RESULTS: We introduce two models for expressing taxonomic information in the form of species checklists. First, we show how species checklists are presented in a relational database system using LSIDs. Then, in order to gain a more detailed representation of taxonomic information, we introduce meta-ontology TaxMeOn to model the same content as Semantic Web ontologies where taxa are identified using HTTP URIs. We also explore how changes in scientific names can be managed over time.

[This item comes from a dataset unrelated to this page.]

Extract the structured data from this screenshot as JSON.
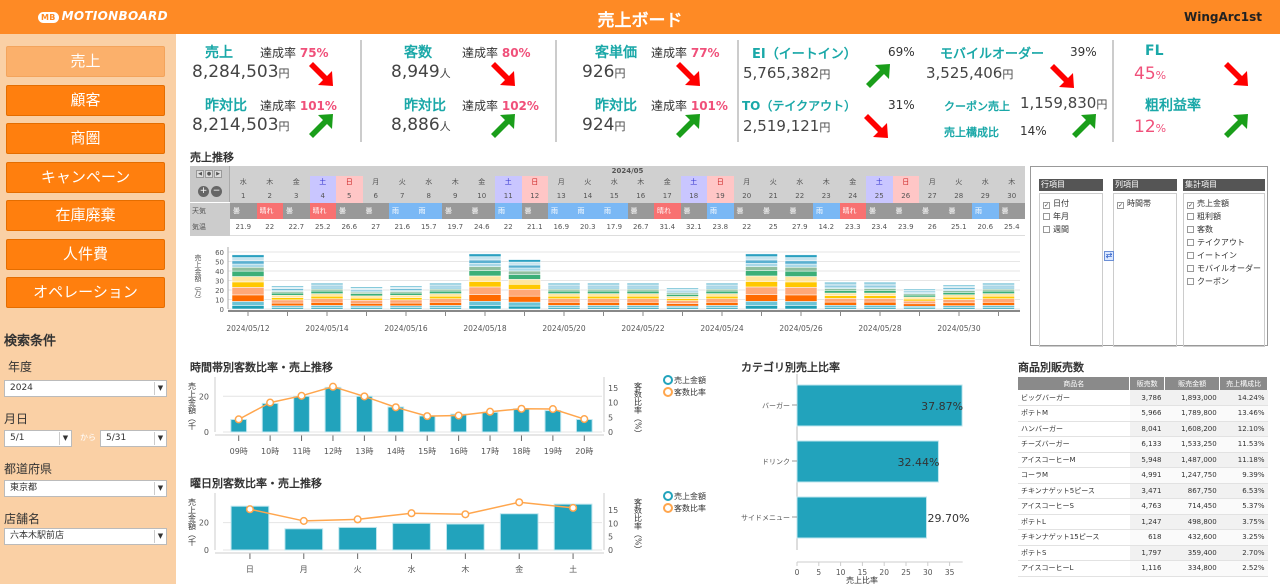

CONCLUSIONS: The use of HTTP URIs is preferable for presenting the taxonomic information of species checklists. An HTTP URI identifies a taxon and operates as a web address from which additional information about the taxon can be located, unlike LSID. This enables the integration of biological data from different sources on the web using Linked Data principles and prevents the formation of information silos. The Linked Data approach allows a user to assemble information and evaluate the complexity of taxonomical data based on conflicting views of taxonomic classifications. Using HTTP URIs and Semantic Web technologies also facilitate the representation of the semantics of biological data, and in this way, the creation of more \"intelligent\" biological applications and services.
摘要:
背景:植物和动物的科学名称在生命科学中起着重要作用,因为信息被索引,集成,用学名搜索.名称的主要问题是它们的模棱两可,因为多个名称可能指向相同的分类单元,多个分类单元可能共享相同的名称。此外,科学名称随着时间的推移而改变,这让他们对各种解释持开放态度。将机器可理解的语义应用于这些名称可以有效处理信息系统中的生物内容。第一步是在引用tasa时使用唯一的持久标识符而不是名称字符串。最常用的标识符是生命科学标识符(LSID),传统上用于关系数据库中,以及最近的HTTPURI,通过链接数据应用程序在语义Web上应用。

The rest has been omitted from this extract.